Brave winner of controversial Grand National dies aged 26
Red Marauder, winner of the memorable and controversial 2001 Grand National, has died at the age of 26.
Ridden by Richard Guest – who played a pivotal role in the training of the horse – and running under the name of owner Norman Mason, Red Marauder prevailed in one of the most attritional races ever staged in Britain as he ploughed through the mud to beat Smarty in a marathon in which just four of the 40 starters completed.
Blowing Wind and Papillon, who were remounted by riders Sir Anthony McCoy and Ruby Walsh, were the only other horses to reach the end of an incident-packed race, in which much of the field were taken out in a Foinavon-esque pile-up at the Canal Turn.
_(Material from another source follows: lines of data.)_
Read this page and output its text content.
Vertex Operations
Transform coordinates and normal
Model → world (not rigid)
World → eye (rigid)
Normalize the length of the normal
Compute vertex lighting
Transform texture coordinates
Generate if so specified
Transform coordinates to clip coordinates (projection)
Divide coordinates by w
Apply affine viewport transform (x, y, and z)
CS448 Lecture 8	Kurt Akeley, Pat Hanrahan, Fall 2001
The sight of two weary, mud-splattered chasers having the Grand National to themselves shortly after halfway prompted much debate about whether the race should ever have taken place under such testing conditions.
But the heavy ground played to Red Marauder's biggest strength - his bravery.
"He was as brave as a lion and loved soft ground," Guest said. "He was just so brave. He didn't know when he was beaten."
Red Marauder lived out his days with Guest, who now trains under his own name in Wetherby.
"I've had him since he retired," Guest said. "I've moved three times but he always came with me. Some horses don't cope with retirement but he loved being out in the field. He was head of the herd. He'd always be looking out and making sure the foals were not being bullied – as long as he had a young horse to look after he was happy."
Red Marauder's Grand National triumph was a career highlight in the saddle for Guest and even after the horse's retirement the memory of that famous day at Aintree provided inspiration to persevere when times were tough.
"Red Marauder was an important part of my life," Guest said. "After all the years of hard work and sacrifice he made it all worthwhile.
"I've had some difficult times – and sometimes you think you can't beat this game – but then I would go out to the field to feed Red Marauder and he would remind me of the good times, and that it is possible to beat the game. He kept me going."
The winner of nine of his 21 races, Red Marauder won £392,206 in win-and-place prize-money, including £310,000 for his Aintree heroics.